What marketers can learn
If the bullet points above haven’t given you any ideas, allow me to connect the dots.
- Check your marketing data for relevance. Do your data actually relate to something important? At minimum, marketers should check their data dictionaries to understand what data points mean. In email marketing, for example, campaign platforms differ in the meaning of something as vital as “clickthrough rate.” Some platforms define it as the number of clicks divided by the number of delivered emails while others use number of opened emails as the denominator. Big difference. More importantly, marketers need to ask the key question of “does this data point tell me what I really need to know?”
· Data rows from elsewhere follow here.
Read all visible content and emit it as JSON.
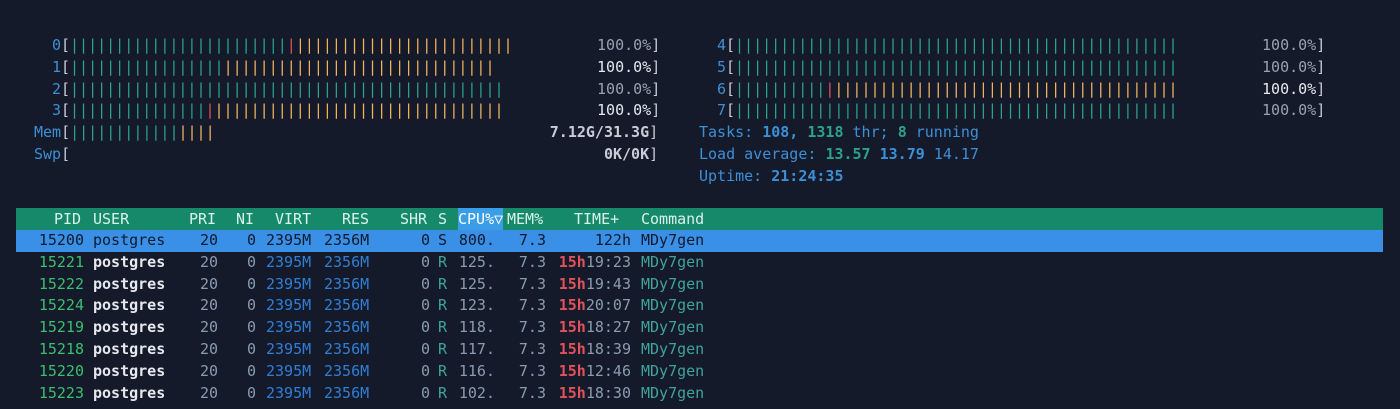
{
  "cpu_meters": [
    {
      "label": "0",
      "value": "100.0%",
      "green": 24,
      "orange": 24,
      "red": 1,
      "value_style": "dim"
    },
    {
      "label": "1",
      "value": "100.0%",
      "green": 17,
      "orange": 30,
      "red": 0,
      "value_style": "bright"
    },
    {
      "label": "2",
      "value": "100.0%",
      "green": 48,
      "orange": 0,
      "red": 0,
      "value_style": "dim"
    },
    {
      "label": "3",
      "value": "100.0%",
      "green": 15,
      "orange": 32,
      "red": 1,
      "value_style": "bright"
    },
    {
      "label": "4",
      "value": "100.0%",
      "green": 49,
      "orange": 0,
      "red": 0,
      "value_style": "dim"
    },
    {
      "label": "5",
      "value": "100.0%",
      "green": 49,
      "orange": 0,
      "red": 0,
      "value_style": "dim"
    },
    {
      "label": "6",
      "value": "100.0%",
      "green": 10,
      "orange": 38,
      "red": 1,
      "value_style": "bright"
    },
    {
      "label": "7",
      "value": "100.0%",
      "green": 49,
      "orange": 0,
      "red": 0,
      "value_style": "dim"
    }
  ],
  "mem": {
    "label": "Mem",
    "value": "7.12G/31.3G",
    "green": 12,
    "orange": 4
  },
  "swp": {
    "label": "Swp",
    "value": "0K/0K"
  },
  "tasks": {
    "label": "Tasks:",
    "count": "108,",
    "thr": "1318",
    "thr_label": "thr;",
    "running": "8",
    "running_label": "running"
  },
  "load": {
    "label": "Load average:",
    "l1": "13.57",
    "l5": "13.79",
    "l15": "14.17"
  },
  "uptime": {
    "label": "Uptime:",
    "value": "21:24:35"
  },
  "table": {
    "headers": {
      "pid": "PID",
      "user": "USER",
      "pri": "PRI",
      "ni": "NI",
      "virt": "VIRT",
      "res": "RES",
      "shr": "SHR",
      "s": "S",
      "cpu": "CPU%▽",
      "mem": "MEM%",
      "time": "TIME+",
      "cmd": "Command"
    },
    "rows": [
      {
        "pid": "15200",
        "user": "postgres",
        "pri": "20",
        "ni": "0",
        "virt": "2395M",
        "res": "2356M",
        "shr": "0",
        "s": "S",
        "cpu": "800.",
        "mem": "7.3",
        "time_h": "",
        "time": "122h",
        "cmd": "MDy7gen",
        "selected": true
      },
      {
        "pid": "15221",
        "user": "postgres",
        "pri": "20",
        "ni": "0",
        "virt": "2395M",
        "res": "2356M",
        "shr": "0",
        "s": "R",
        "cpu": "125.",
        "mem": "7.3",
        "time_h": "15h",
        "time": "19:23",
        "cmd": "MDy7gen"
      },
      {
        "pid": "15222",
        "user": "postgres",
        "pri": "20",
        "ni": "0",
        "virt": "2395M",
        "res": "2356M",
        "shr": "0",
        "s": "R",
        "cpu": "125.",
        "mem": "7.3",
        "time_h": "15h",
        "time": "19:43",
        "cmd": "MDy7gen"
      },
      {
        "pid": "15224",
        "user": "postgres",
        "pri": "20",
        "ni": "0",
        "virt": "2395M",
        "res": "2356M",
        "shr": "0",
        "s": "R",
        "cpu": "123.",
        "mem": "7.3",
        "time_h": "15h",
        "time": "20:07",
        "cmd": "MDy7gen"
      },
      {
        "pid": "15219",
        "user": "postgres",
        "pri": "20",
        "ni": "0",
        "virt": "2395M",
        "res": "2356M",
        "shr": "0",
        "s": "R",
        "cpu": "118.",
        "mem": "7.3",
        "time_h": "15h",
        "time": "18:27",
        "cmd": "MDy7gen"
      },
      {
        "pid": "15218",
        "user": "postgres",
        "pri": "20",
        "ni": "0",
        "virt": "2395M",
        "res": "2356M",
        "shr": "0",
        "s": "R",
        "cpu": "117.",
        "mem": "7.3",
        "time_h": "15h",
        "time": "18:39",
        "cmd": "MDy7gen"
      },
      {
        "pid": "15220",
        "user": "postgres",
        "pri": "20",
        "ni": "0",
        "virt": "2395M",
        "res": "2356M",
        "shr": "0",
        "s": "R",
        "cpu": "116.",
        "mem": "7.3",
        "time_h": "15h",
        "time": "12:46",
        "cmd": "MDy7gen"
      },
      {
        "pid": "15223",
        "user": "postgres",
        "pri": "20",
        "ni": "0",
        "virt": "2395M",
        "res": "2356M",
        "shr": "0",
        "s": "R",
        "cpu": "102.",
        "mem": "7.3",
        "time_h": "15h",
        "time": "18:30",
        "cmd": "MDy7gen"
      }
    ]
  },
  "colors": {
    "background": "#151a2a",
    "header_bar": "#17896b",
    "selected_row": "#3a90e6",
    "bar_green": "#2aa38a",
    "bar_orange": "#f0b35a",
    "bar_red": "#e0525a"
  }
}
- Check your marketing data for accuracy. My friends in digital media strategy have struggled with outright fraud in their industry long enough to take many numbers with a grain of salt. Even stretching back to the pre-digital age, media planners understood that Nielsen ratings often over- or under-counted TV viewership because they relied in part on hand-written diary entries. Make sure to learn enough about how your sources collect data to know what to trust and what not to trust.
- Segment with care and caution. We create segments because we know different groups of consumers respond in different ways. More to the point, they have different needs. Set appropriate goals for each segment. Don’t apply the standards of one segment to the next.
- Ask an old timer. While digital technologies have changed much of the finer points in life, we still have 10 fingers and 10 toes (well, unless you run afoul of the Yakuza, but still). When you draw a seemingly new conclusion from data, make sure to ask an old hand what she thinks. She’ll tell you something between “it’s common knowledge” or “that’s impossible.” Make your best arguments and genuinely ask for hers. Rinse. Lather. Repeat until you both can agree on what the data mean.
So there you have what I learned from The Fires. Again, I don’t recommend buying it. Unless you have…[wait for it!]… money to burn.